Bir varlık büyükse... Ama gerçekten kocamansa... Çok güçlüyse... İlginç bir görüntüye sahipse... O varlık çocuklar için heyecan vericidir. Tıpkı dinozorlar gibi...
Biz geçtiğimiz haftayı dinozorların dünyasında geçirdik. Milyonlarca yıl geriye gittik ve onların izini sürdük. Tahmin edebileceğiniz gibi heyecan vericiydi.
Ayak izlerini takip ederek başladık dinozorların dünyasını keşfetmeye. Gerçekten kocamandı bulduğumuz izler. Çocuklar ayaklarını yan yana getirdiklerinde ancak doldurabildiler içini.

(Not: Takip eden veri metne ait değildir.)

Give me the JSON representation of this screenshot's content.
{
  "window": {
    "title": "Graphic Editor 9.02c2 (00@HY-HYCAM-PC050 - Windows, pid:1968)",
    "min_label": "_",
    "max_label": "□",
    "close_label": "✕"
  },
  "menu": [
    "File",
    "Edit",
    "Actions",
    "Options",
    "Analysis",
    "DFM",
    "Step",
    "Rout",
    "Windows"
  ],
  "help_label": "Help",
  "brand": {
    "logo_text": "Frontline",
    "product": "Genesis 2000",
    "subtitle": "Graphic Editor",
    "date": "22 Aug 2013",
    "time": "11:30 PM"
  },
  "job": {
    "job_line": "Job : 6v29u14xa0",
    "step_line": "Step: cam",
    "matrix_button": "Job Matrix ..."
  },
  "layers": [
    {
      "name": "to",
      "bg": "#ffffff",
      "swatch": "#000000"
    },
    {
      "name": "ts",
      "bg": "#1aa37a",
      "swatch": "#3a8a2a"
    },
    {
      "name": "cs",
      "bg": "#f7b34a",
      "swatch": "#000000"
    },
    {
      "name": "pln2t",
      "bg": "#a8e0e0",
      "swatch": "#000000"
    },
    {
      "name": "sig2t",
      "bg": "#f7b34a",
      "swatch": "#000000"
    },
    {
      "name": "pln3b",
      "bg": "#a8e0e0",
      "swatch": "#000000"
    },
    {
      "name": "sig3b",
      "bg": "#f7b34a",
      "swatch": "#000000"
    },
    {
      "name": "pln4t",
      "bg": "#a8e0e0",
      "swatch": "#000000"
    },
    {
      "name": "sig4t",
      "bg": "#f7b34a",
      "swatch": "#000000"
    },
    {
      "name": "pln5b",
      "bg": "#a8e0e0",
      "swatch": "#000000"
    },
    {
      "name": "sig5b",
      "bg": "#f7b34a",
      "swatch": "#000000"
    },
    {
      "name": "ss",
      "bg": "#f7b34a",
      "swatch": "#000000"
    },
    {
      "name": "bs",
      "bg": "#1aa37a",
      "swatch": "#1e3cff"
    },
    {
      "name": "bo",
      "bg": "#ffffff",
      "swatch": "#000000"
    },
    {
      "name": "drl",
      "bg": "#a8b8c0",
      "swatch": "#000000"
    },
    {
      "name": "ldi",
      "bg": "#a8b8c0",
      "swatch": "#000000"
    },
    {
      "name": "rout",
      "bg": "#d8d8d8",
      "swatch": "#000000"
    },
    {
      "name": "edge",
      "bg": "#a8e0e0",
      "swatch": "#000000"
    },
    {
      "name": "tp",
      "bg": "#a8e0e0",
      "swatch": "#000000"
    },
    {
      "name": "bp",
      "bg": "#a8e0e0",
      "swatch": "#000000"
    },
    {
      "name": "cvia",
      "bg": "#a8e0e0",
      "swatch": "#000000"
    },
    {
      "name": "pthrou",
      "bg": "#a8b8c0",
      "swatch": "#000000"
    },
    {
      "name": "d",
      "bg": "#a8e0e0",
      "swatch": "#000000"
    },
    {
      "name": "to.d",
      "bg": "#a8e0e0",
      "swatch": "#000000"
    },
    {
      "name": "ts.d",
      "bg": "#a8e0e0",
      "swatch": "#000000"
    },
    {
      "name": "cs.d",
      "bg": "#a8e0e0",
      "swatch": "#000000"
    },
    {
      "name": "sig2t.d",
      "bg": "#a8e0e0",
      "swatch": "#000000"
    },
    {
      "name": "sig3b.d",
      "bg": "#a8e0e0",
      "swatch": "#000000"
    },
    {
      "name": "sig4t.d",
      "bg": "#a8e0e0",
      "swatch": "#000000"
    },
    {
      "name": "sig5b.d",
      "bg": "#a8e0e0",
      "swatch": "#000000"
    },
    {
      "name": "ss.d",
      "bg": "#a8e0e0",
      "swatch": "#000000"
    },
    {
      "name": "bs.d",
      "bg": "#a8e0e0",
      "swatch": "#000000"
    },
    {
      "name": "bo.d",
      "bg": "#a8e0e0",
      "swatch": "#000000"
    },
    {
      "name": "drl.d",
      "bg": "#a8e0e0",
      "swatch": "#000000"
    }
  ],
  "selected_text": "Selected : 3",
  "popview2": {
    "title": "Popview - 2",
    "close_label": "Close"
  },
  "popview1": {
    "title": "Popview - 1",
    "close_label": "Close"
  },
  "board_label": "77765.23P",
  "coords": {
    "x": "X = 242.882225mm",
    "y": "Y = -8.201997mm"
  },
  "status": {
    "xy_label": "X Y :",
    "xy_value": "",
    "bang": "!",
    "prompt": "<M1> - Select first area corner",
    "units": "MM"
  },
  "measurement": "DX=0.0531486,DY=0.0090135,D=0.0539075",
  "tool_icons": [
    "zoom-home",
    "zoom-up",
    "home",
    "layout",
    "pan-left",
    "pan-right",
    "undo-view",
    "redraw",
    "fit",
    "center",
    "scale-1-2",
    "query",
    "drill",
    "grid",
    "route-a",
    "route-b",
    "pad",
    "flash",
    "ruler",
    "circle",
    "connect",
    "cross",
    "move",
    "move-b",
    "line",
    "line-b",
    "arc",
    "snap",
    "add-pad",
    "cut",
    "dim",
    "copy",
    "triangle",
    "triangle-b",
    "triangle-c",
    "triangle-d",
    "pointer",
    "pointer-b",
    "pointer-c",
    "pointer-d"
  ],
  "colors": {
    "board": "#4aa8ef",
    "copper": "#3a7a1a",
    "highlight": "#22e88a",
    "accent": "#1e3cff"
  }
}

Ardından farklı dinozor türlerini tanıdık. Hepsinin değişik özellikleri vardı. Kimisi otla besleniyordu, kimisi etle. Kimisinin vücut ısılarını düşürmek için sırtlarında kalkanları vardı. Kimisinin boynuzları... Ama hepsinin ismi tuhaftı.

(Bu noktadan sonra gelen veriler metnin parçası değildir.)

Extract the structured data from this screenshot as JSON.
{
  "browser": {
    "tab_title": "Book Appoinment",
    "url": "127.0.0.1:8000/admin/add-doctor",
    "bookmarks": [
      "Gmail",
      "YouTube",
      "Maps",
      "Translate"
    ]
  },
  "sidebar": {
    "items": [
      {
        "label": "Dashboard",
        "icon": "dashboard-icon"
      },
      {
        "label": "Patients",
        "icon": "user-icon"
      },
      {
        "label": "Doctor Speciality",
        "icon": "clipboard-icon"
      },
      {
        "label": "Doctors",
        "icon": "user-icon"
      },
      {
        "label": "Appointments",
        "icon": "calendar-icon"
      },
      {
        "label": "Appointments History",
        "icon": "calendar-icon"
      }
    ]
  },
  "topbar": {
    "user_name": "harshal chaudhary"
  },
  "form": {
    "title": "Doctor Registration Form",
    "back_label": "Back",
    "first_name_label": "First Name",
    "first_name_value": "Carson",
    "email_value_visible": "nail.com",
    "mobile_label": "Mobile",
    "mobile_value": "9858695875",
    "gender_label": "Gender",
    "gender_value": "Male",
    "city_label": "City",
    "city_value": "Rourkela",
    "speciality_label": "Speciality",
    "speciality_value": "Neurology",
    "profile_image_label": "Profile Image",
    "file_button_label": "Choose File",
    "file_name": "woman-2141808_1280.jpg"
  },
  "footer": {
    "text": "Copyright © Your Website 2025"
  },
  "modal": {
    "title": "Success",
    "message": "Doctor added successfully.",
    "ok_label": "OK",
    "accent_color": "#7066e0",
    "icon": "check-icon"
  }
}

Dinozorların yumurtladıklarını öğrendiğimizde bu defa yumurtaları incelemeye başladık. Bizim alışık olduğumuzdan çok daha büyüktü dinozorların yumurtaları.. Biz de dayanamadık boyadık hepsini.
Geçen yazımızda Şişli Bilim Merkezi'ne düzenlediğimiz gezimizde katıldığımız Dinozor ve Fosil Atölyesi'nden bahsetmiştik. Atölyede gerçekleştirdiğimiz kazılar çok hoşumuza gidince okulda devamını getirdik. Küçük paleontologlarımız kum havuzundaki dinozor kemiklerini bularak bir araya getirdiler.
Ve bir süre sonra baktığımız her yerde dinozorlar görmeye başladık. Elimize geçen her şeyi dinozora dönüştürmek o kadar kolay ve eğlenceliydi ki...
Geçtiğimiz hafta dinozorların dünyasında heyecan verici birkaç gün geçirdik. Onlara dair her şey bizim için ilgi çekiciydi. Şimdi sıra günümüz hayvanlarına geldi. Bu haftaki yolculuğumuzu Nuh'un Gemisi içerisinde gerçekleştiriyoruz. Yüzyıllar öncesinden gelen bu hikayeden yola çıkarak hayvanları tanıyoruz. Ve bu hikayenin en leziz kısmını hayata geçirip aşure yapıyoruz. Ama bu da bir sonraki yazımızın konusu.